The Access to Legal Services Working Group will present its final report on potential regulatory reforms designed to improve access to justice for low-income Texans during a meeting December 15 in Austin, according to an announcement Wednesday from the Texas Access to Justice Commission.

The working group was formed after the Supreme Court of Texas last year asked the commission to study existing rules and possible modifications that would:

  • allow qualified non-attorney paraprofessionals to provide limited legal services directly to low-income Texans; and
  • allow non-attorneys to have economic interests in entities that provide legal services to low-income Texans while preserving professional independence.

In response, the commission’s working group met throughout the year to study these issues and invited stakeholder input from the bench, the bar, community partners, and the public. The working group is expected to present its final report at the commission’s next meeting, scheduled for 10 a.m. CST on Friday, December 15.

On Wednesday, the working group’s 64-page report was published at During the December 15 meeting, the commission plans to take public comments on the report before discussing and potentially voting on its recommendations to the Supreme Court. Protocols for participating in the meeting are posted at the link above, which also includes all the working group’s past meeting agendas, materials, and videos.

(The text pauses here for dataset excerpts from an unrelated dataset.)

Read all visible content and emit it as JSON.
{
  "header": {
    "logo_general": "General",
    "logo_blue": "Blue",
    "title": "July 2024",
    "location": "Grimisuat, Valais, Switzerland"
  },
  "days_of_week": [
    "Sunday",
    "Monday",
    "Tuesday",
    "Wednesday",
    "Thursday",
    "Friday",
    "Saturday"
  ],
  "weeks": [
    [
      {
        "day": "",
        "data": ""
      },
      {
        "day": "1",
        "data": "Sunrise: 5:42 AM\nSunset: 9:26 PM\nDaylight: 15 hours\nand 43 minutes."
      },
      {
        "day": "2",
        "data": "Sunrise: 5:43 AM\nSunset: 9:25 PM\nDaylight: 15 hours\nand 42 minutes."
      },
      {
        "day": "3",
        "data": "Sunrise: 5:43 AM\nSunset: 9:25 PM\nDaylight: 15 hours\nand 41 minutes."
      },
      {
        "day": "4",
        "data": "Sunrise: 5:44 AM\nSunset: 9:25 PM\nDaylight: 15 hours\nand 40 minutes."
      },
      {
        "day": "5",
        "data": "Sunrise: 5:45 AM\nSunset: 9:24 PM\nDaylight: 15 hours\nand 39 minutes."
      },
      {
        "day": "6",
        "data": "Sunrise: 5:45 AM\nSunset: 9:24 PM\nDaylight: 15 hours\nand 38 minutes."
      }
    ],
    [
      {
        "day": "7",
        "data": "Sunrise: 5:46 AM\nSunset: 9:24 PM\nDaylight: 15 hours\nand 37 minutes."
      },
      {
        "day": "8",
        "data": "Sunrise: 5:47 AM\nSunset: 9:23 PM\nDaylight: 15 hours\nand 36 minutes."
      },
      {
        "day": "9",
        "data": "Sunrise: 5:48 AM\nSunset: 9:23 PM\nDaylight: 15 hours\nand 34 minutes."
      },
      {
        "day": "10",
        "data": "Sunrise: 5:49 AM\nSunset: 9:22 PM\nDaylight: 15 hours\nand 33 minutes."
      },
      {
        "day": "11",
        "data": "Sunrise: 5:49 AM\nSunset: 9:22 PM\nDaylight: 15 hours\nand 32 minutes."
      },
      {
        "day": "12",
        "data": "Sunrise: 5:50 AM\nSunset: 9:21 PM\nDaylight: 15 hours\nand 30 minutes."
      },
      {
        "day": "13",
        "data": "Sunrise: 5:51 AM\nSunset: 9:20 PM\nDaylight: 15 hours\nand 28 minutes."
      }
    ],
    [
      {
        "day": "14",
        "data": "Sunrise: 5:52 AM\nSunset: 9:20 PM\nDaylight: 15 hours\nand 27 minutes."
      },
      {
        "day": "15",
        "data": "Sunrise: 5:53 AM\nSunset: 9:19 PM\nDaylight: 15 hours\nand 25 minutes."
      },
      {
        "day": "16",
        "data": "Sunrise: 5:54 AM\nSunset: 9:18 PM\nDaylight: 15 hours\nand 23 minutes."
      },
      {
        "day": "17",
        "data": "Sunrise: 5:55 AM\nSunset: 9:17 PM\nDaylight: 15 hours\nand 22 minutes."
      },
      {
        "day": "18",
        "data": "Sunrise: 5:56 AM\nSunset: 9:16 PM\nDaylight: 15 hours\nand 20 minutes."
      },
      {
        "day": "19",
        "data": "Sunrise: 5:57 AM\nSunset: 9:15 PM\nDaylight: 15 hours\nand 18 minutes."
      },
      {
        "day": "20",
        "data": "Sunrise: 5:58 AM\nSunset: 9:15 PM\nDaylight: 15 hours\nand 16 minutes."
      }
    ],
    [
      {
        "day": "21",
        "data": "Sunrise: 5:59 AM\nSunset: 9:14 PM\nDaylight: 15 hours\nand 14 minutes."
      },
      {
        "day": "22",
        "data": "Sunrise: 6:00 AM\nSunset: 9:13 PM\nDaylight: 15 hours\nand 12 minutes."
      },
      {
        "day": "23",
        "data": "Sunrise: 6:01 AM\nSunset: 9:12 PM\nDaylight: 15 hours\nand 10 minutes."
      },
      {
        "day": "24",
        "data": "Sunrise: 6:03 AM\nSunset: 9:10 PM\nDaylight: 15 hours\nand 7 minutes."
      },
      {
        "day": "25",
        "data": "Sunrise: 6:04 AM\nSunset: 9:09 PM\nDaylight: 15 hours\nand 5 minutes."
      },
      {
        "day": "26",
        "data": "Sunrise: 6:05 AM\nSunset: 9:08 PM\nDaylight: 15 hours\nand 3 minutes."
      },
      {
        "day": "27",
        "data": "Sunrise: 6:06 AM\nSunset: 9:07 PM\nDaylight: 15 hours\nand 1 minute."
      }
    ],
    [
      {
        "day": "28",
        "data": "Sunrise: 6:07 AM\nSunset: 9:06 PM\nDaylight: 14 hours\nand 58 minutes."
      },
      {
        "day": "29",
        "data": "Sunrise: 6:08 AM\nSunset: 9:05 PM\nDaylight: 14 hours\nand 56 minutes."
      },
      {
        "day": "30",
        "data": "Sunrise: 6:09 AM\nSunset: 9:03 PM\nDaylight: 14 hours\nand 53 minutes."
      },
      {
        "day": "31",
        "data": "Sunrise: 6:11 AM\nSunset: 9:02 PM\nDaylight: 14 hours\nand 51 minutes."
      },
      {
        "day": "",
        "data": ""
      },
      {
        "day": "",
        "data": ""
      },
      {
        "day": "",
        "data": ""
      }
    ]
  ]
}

The report includes recommendations starting on Page 40 and proposed rule modifications attached as Appendix A. As published in the report’s executive summary, the working group’s recommendations to the commission include the following:

  • Focus on low-income Texans. For the purposes of the proposals in this report, “low income” is defined as at or below 200% of the federal poverty guidelines as determined by the United States Department of Health and Human Services.
  • Authorize Supreme Court-licensed (1) paraprofessionals to represent and assist low-income Texans with certain matters in certain areas of the law and (2) Community Justice Workers to provide limited-scope representation in justice court cases, under the supervision of an attorney working for a legal aid entity or other nonprofit entity.
  • Create rules, qualifications, licensing, and disciplinary infrastructure within the Judicial Branch Certification Commission (JBCC) to ensure paraprofessionals have the necessary training, skill, and oversight to deliver quality services while protecting the public.
  • Create a pilot program, regulated and overseen by the Judicial Branch Certification Commission and the Supreme Court, that permits non-attorney ownership under an exception to Texas Disciplinary Rule of Professional Conduct 5.04 for entities that demonstrate a business model that provides services to low-income Texans and includes infrastructure to protect clients and ensure attorney independence.

Among other topics, the report addresses regulatory reform in the U.S. and beyond, summarizes stakeholder feedback, and explains the working group’s recommendations.